If it really is the case that the last commissioned work to look at inflation in community pharmacy dates from 2011 (by PwC), as Taylor and Kanavos suggest, then a detailed look that establishes baseline costs and how they are changing over time is long overdue. 

Real costs and trends matter for pharmacies that are only just making ends meet, but who are delivering services that help patients while they do. Could the independent economic review commissioned by NHS England cover not only a new baseline, but also help give a more informed view of how costs are changing, to embed a reasonable growth rate into future funding?

Lack of informed scrutiny of policies 

It could be easily missed, but the Taylor and Kanavos paper makes an important point about policy making and shaping. They suggest that policies that have led to big falls in real funding of community pharmacies in England have not been subject to “informed scrutiny beyond very limited circles”. That has resulted in policies that they suggest could have been rejected had they been “adequately understood.” 

This is developed later in the report, with the assertion that community pharmacy in England has been shaped by the assumptions, capabilities and personal preferences of a small number of people. It’s easy to point out that this is not evidenced in the report – a lack of referencing is a picky, but justified, criticism across the piece – but it may well be true. It is certainly received wisdom across the sector. 

That lays down a challenge for all those lobbying and representing community pharmacy in England to, in the simplest terms, ‘do better’ in future, not only in terms of having their eye on the ball, but also in opening up to new views and perspectives. There’s a risk that talking to the same people will simply end up with more of the same.

Taylor and Kanavos say that the ongoing UK Commission on Pharmacy Professional Leadership is welcome and will no doubt help. They also suggest that a parallel – and independent – effort could look at funding. 

That could help too. But when it comes to the money, it’s both the Government and its agencies, as well as the Pharmaceutical Services Negotiating Committee, who need to take a good hard look at themselves and arguably do that much sooner than the commission and economic review will report. 

No roadmap, unfortunately 

The report summary ends: “With informed policy-making and goodwill, NHS community pharmacy could… evolve to become a clinical care and safe medicines supply profession in ways that will cost-effectively put modern patient and public interests first throughout the UK.” 

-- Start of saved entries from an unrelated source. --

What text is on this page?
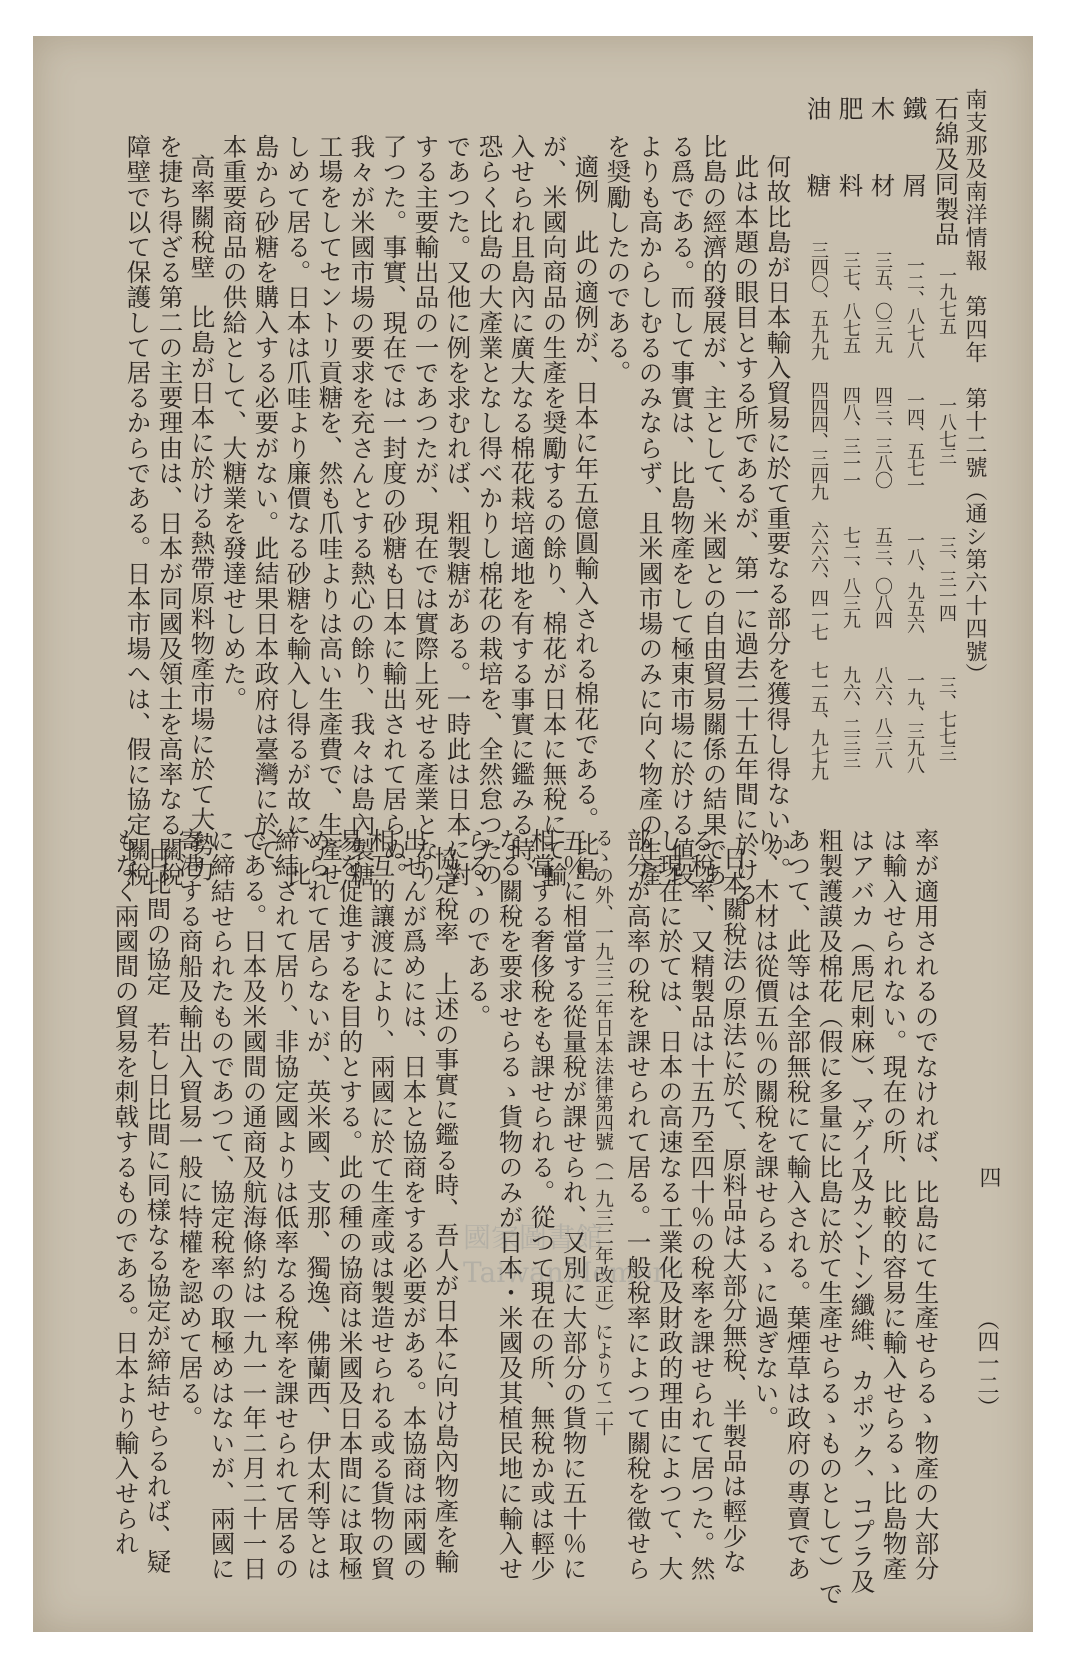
南支那及南洋情報　第四年　第十二號（通シ第六十四號）
四
（四一二）
石綿及同製品
鐵　屑
木　材
肥　料
油　糖
一九七五
一八七三
三、三一四
三、七七三
一二、八七八
一四、五七一
一八、九五六
一九、三九八
三五、〇三九
四三、三八〇
五三、〇八四
八六、八三八
三七、八七五
四八、三一一
七二、八三九
九六、二三三
三四〇、五九九
四四四、三四九
六六六、四一七
七一五、九七九
何故比島が日本輸入貿易に於て重要なる部分を獲得し得ないか。
此は本題の眼目とする所であるが、第一に過去二十五年間に於ける
比島の經濟的發展が、主として、米國との自由貿易關係の結果であ
る爲である。而して事實は、比島物產をして極東市場に於ける値段
よりも高からしむるのみならず、且米國市場のみに向く物產の生產
を奨勵したのである。
適例　此の適例が、日本に年五億圓輸入される棉花である。比島
が、米國向商品の生產を奨勵するの餘り、棉花が日本に無稅にて輸
入せられ且島內に廣大なる棉花栽培適地を有する事實に鑑みる時、
恐らく比島の大產業となし得べかりし棉花の栽培を、全然怠つたの
であつた。又他に例を求むれば、粗製糖がある。一時此は日本に對
する主要輸出品の一であつたが、現在では實際上死せる產業となり
了つた。事實、現在では一封度の砂糖も日本に輸出されて居らぬ。
我々が米國市場の要求を充さんとする熱心の餘り、我々は島內製糖
工場をしてセントリ貢糖を、然も爪哇よりは高い生產費で、生產せ
しめて居る。日本は爪哇より廉價なる砂糖を輸入し得るが故に、比
島から砂糖を購入する必要がない。此結果日本政府は臺灣に於て、
本重要商品の供給として、大糖業を發達せしめた。
高率關稅壁　比島が日本に於ける熱帶原料物產市場に於て大勢力
を捷ち得ざる第二の主要理由は、日本が同國及領土を高率なる關稅
障壁で以て保護して居るからである。日本市場へは、假に協定關稅
率が適用されるのでなければ、比島にて生產せらるゝ物產の大部分
は輸入せられない。現在の所、比較的容易に輸入せらるゝ比島物產
はアバカ（馬尼剌麻）、マゲイ及カントン纖維、カポック、コプラ及
粗製護謨及棉花（假に多量に比島に於て生產せらるゝものとして）で
あつて、此等は全部無稅にて輸入される。葉煙草は政府の專賣であ
り、木材は從價五％の關稅を課せらるゝに過ぎない。
日本關稅法の原法に於て、原料品は大部分無稅、半製品は輕少な
る稅率、又精製品は十五乃至四十％の稅率を課せられて居つた。然
し現在に於ては、日本の高速なる工業化及財政的理由によつて、大
部分が高率の稅を課せられて居る。一般稅率によつて關稅を徵せら
るゝの外、一九三二年日本法律第四號（一九三二年改正）によりて二十
五％に相當する從量稅が課せられ、又別に大部分の貨物に五十％に
相當する奢侈稅をも課せられる。從つて現在の所、無稅か或は輕少
なる關稅を要求せらるゝ貨物のみが日本・米國及其植民地に輸入せ
らるゝのである。
協定稅率　上述の事實に鑑る時、吾人が日本に向け島內物產を輸
出せんが爲めには、日本と協商をする必要がある。本協商は兩國の
相互的讓渡により、兩國に於て生產或は製造せられる或る貨物の貿
易を促進するを目的とする。此の種の協商は米國及日本間には取極
められて居らないが、英米國、支那、獨逸、佛蘭西、伊太利等とは
締結されて居り、非協定國よりは低率なる稅率を課せられて居るの
である。日本及米國間の通商及航海條約は一九一一年二月二十一日
に締結せられたものであつて、協定稅率の取極めはないが、兩國に
寄港する商船及輸出入貿易一般に特權を認めて居る。
日比間の協定　若し日比間に同樣なる協定が締結せらるれば、疑
もなく兩國間の貿易を刺戟するものである。日本より輸入せられ	國家圖書館
TaiwanMemory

That’s good as far as it goes, but it does little to provide a roadmap to achieving it. More money is an implicit call, but in the real world, more money will only come with strings attached – if it comes at all. 

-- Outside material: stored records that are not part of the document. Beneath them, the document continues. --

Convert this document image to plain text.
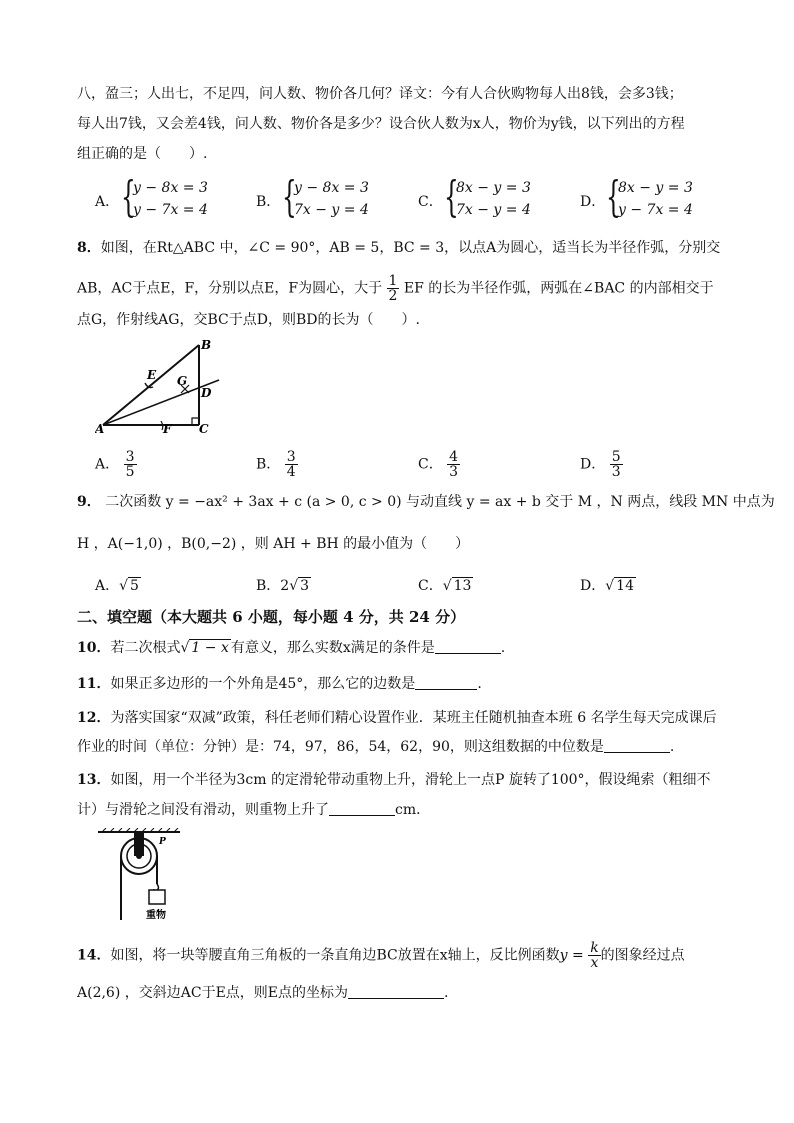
八，盈三；人出七，不足四，问人数、物价各几何？译文：今有人合伙购物每人出8钱，会多3钱；
每人出7钱，又会差4钱，问人数、物价各是多少？设合伙人数为x人，物价为y钱，以下列出的方程
组正确的是（　　）.
A． {
y − 8x = 3
y − 7x = 4	B． {
y − 8x = 3
7x − y = 4	C． {
8x − y = 3
7x − y = 4	D． {
8x − y = 3
y − 7x = 4
8．如图，在Rt△ABC 中，∠C = 90°，AB = 5，BC = 3，以点A为圆心，适当长为半径作弧，分别交
AB，AC于点E，F，分别以点E，F为圆心，大于 $\frac{1}{2}$ EF 的长为半径作弧，两弧在∠BAC 的内部相交于
点G，作射线AG，交BC于点D，则BD的长为（　　）.
B
E G
D
A	F C
A． $\frac{3}{5}$	B． $\frac{3}{4}$	C． $\frac{4}{3}$	D． $\frac{5}{3}$
9． 二次函数 y = −ax² + 3ax + c (a > 0, c > 0) 与动直线 y = ax + b 交于 M ，N 两点，线段 MN 中点为
H ，A(−1,0) ，B(0,−2) ，则 AH + BH 的最小值为（　　）
A．√ 5	B．2√ 3	C．√ 13	D．√ 14
二、填空题（本大题共 6 小题，每小题 4 分，共 24 分）
10．若二次根式√ 1 − x 有意义，那么实数x满足的条件是	.
11．如果正多边形的一个外角是45°，那么它的边数是	.
12．为落实国家“双减”政策，科任老师们精心设置作业．某班主任随机抽查本班 6 名学生每天完成课后
作业的时间（单位：分钟）是：74，97，86，54，62，90，则这组数据的中位数是	.
13．如图，用一个半径为3cm 的定滑轮带动重物上升，滑轮上一点P 旋转了100°，假设绳索（粗细不
计）与滑轮之间没有滑动，则重物上升了	cm．
P
重物
14．如图，将一块等腰直角三角板的一条直角边BC放置在x轴上，反比例函数$y = \frac{k}{x}$ 的图象经过点
A(2,6) ，交斜边AC于E点，则E点的坐标为	.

In fairness to Taylor and Kanavos, perhaps their brief never included the practical ‘what’s next’ question, but it’s something that needs to be answered. Because to properly protect the UK public interest in community pharmacy, the NPA and the sector as a whole have to think through new ways to be paid and to measure the value being delivered by community pharmacy. Fast. 

For full disclosure, Leela Barham has worked with David Taylor in the past, but not on community pharmacy issues.